Zhang is just the right type of founder who could appeal to investors looking for their next deal. Several business intelligence and business analytics startups have been acquired in the past few years — take for instance DataPadJaspersoft, Parastructure, and Pentaho — and the sentiment about making data actionable and accessible is not letting up. So one could say Zhang is making his move at a good time.

Another person who worked with data at LinkedIn, Jay Kreps, recently managed to secure $6.9 million for his startup, Confluent.

As for Zhang, he joined LinkedIn nearly five years ago, in April 2010, as a senior data scientist focusing on business analytics. He was the company’s 14th data scientist, and the first one to support monetization efforts at the company, he said.

He was promoted four times in a span of four years, he said. In his most recent role, he had 80 data scientists or analysts working for him, he said. Before arriving at LinkedIn, he spent three years at eBay, where he was senior manager of site analytics.

Zhang hasn’t secured any venture capital for the startup yet. He wasn’t able to name anyone who will be joining him. And he isn’t even sure what the company name will be, or where its office will be located. But all that will come in time, he said.
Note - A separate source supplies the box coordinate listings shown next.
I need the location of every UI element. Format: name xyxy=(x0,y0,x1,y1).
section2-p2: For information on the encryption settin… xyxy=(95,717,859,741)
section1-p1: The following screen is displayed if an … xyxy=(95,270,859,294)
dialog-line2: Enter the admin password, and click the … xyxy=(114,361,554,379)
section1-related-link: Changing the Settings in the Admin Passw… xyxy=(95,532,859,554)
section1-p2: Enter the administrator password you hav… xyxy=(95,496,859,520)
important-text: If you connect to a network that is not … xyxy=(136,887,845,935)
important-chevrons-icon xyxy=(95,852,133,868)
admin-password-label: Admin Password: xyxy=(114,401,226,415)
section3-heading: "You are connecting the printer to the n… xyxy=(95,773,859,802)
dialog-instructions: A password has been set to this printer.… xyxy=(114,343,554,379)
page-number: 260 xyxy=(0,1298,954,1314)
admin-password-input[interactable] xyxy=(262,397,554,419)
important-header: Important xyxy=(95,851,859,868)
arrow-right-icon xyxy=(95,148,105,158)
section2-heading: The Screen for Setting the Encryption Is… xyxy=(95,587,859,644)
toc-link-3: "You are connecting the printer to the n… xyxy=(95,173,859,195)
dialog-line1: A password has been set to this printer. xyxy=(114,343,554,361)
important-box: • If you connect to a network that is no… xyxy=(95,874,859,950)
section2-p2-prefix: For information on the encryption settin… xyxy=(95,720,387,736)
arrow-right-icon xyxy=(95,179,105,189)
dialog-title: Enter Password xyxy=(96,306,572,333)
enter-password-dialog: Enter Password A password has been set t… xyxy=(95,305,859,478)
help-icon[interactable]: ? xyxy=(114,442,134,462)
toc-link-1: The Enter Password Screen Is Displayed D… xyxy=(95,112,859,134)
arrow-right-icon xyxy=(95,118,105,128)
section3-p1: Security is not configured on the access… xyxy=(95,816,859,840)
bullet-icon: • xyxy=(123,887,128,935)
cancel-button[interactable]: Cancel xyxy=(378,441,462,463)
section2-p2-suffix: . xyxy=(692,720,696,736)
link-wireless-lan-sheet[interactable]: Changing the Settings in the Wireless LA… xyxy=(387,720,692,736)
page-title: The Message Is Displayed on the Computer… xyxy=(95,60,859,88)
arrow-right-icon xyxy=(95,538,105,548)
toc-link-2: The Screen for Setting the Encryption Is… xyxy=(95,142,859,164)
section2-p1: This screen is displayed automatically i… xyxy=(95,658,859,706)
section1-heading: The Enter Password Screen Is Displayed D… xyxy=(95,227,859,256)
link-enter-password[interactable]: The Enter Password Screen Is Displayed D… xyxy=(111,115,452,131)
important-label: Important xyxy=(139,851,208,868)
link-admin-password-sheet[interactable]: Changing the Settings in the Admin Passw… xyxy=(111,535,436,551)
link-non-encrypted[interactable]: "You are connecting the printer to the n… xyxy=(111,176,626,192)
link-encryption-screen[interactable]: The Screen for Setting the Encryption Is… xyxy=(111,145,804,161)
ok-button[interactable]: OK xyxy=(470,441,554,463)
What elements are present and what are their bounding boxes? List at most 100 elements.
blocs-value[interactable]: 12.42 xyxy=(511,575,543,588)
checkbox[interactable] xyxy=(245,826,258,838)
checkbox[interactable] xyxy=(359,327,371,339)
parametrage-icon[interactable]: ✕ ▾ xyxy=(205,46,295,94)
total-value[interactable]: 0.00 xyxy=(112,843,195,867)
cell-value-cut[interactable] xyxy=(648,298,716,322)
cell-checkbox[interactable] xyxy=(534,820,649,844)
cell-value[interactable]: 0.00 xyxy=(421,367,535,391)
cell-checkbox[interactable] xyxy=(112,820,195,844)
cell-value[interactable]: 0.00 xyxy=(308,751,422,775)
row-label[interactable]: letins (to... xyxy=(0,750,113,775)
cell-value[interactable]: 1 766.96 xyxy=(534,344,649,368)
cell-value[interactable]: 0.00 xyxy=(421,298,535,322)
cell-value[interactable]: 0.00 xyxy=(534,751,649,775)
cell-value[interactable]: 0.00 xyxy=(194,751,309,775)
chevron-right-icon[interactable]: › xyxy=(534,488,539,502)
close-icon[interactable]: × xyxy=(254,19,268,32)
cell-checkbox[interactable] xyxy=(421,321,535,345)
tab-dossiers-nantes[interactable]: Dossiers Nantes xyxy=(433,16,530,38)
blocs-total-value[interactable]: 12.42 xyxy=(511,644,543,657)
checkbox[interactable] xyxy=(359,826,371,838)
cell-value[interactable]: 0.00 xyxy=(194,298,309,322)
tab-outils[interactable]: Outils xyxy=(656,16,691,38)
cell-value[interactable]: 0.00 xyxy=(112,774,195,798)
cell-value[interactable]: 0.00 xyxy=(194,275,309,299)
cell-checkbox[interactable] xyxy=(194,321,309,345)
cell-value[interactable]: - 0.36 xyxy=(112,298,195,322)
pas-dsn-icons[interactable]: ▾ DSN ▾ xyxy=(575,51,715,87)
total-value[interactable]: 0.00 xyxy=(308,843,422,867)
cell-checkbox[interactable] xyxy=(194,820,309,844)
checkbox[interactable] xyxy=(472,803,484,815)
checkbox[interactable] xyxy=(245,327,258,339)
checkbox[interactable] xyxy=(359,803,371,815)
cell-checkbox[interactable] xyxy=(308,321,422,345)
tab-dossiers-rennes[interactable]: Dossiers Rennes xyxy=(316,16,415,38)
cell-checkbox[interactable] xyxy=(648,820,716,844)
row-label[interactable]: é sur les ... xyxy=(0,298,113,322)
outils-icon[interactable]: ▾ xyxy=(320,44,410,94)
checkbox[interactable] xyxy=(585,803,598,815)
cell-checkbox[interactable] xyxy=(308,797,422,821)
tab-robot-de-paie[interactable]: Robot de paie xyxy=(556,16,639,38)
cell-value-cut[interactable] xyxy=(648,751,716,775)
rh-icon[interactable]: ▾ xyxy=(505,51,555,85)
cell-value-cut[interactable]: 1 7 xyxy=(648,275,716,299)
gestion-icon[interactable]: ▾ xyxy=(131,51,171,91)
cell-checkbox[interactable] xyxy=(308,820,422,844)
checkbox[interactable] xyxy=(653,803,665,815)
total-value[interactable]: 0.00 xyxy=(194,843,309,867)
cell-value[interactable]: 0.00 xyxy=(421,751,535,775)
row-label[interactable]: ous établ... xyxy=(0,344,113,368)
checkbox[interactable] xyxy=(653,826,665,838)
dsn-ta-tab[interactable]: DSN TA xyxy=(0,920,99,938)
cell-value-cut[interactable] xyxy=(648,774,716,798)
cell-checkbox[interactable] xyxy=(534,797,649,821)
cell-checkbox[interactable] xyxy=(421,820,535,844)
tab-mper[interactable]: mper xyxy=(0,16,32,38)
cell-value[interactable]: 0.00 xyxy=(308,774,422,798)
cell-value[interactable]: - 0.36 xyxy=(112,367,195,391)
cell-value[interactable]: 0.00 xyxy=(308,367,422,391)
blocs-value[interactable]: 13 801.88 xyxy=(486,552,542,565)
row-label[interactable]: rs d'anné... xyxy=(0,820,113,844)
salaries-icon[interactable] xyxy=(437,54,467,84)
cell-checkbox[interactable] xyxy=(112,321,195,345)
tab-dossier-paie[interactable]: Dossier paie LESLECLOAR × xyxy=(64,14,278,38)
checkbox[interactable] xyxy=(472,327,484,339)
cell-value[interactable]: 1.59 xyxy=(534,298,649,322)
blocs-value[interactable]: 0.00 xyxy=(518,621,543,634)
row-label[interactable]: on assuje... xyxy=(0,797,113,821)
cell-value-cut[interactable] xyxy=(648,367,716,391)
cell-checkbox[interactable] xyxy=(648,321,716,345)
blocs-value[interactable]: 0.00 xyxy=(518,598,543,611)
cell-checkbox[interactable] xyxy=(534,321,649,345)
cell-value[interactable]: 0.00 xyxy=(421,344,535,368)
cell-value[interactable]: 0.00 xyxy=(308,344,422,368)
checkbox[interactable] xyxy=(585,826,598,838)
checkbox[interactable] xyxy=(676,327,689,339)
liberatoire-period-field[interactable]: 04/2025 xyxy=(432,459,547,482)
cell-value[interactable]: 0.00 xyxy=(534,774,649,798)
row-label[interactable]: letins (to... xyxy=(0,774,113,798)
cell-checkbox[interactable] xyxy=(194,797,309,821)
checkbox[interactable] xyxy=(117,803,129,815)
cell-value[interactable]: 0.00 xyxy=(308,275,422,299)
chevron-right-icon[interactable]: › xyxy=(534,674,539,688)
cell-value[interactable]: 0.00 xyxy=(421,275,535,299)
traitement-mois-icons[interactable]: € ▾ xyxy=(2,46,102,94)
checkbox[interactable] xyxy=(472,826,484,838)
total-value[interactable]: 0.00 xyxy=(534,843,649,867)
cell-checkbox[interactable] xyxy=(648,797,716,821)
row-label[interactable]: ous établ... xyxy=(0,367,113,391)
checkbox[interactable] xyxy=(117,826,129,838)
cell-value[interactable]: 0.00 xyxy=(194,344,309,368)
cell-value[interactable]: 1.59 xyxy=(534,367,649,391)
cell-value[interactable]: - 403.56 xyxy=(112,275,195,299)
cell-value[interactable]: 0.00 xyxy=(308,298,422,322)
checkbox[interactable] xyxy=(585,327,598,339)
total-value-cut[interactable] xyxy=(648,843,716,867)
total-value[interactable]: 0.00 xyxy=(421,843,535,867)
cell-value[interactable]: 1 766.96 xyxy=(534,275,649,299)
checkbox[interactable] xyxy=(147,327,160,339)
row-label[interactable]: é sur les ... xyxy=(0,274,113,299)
He does know he wants to make at least part of the startup’s technology available to use for free under an open-source license. Several pieces of core technology at LinkedIn has gone that route: Apache Kafka and Apache Samza, to name a couple. That stance has obviously rubbed off on Zhang.

And it sounds like the software from Zhang’s startup won’t be a simple dashboard. He describes the product as an “end-to-end solution,” suggesting that it will include more than what’s visible to end users.

But at the end of the day, it seems like he’s most interested in what people will see on their screens.

“You need to get very fast results,” he said.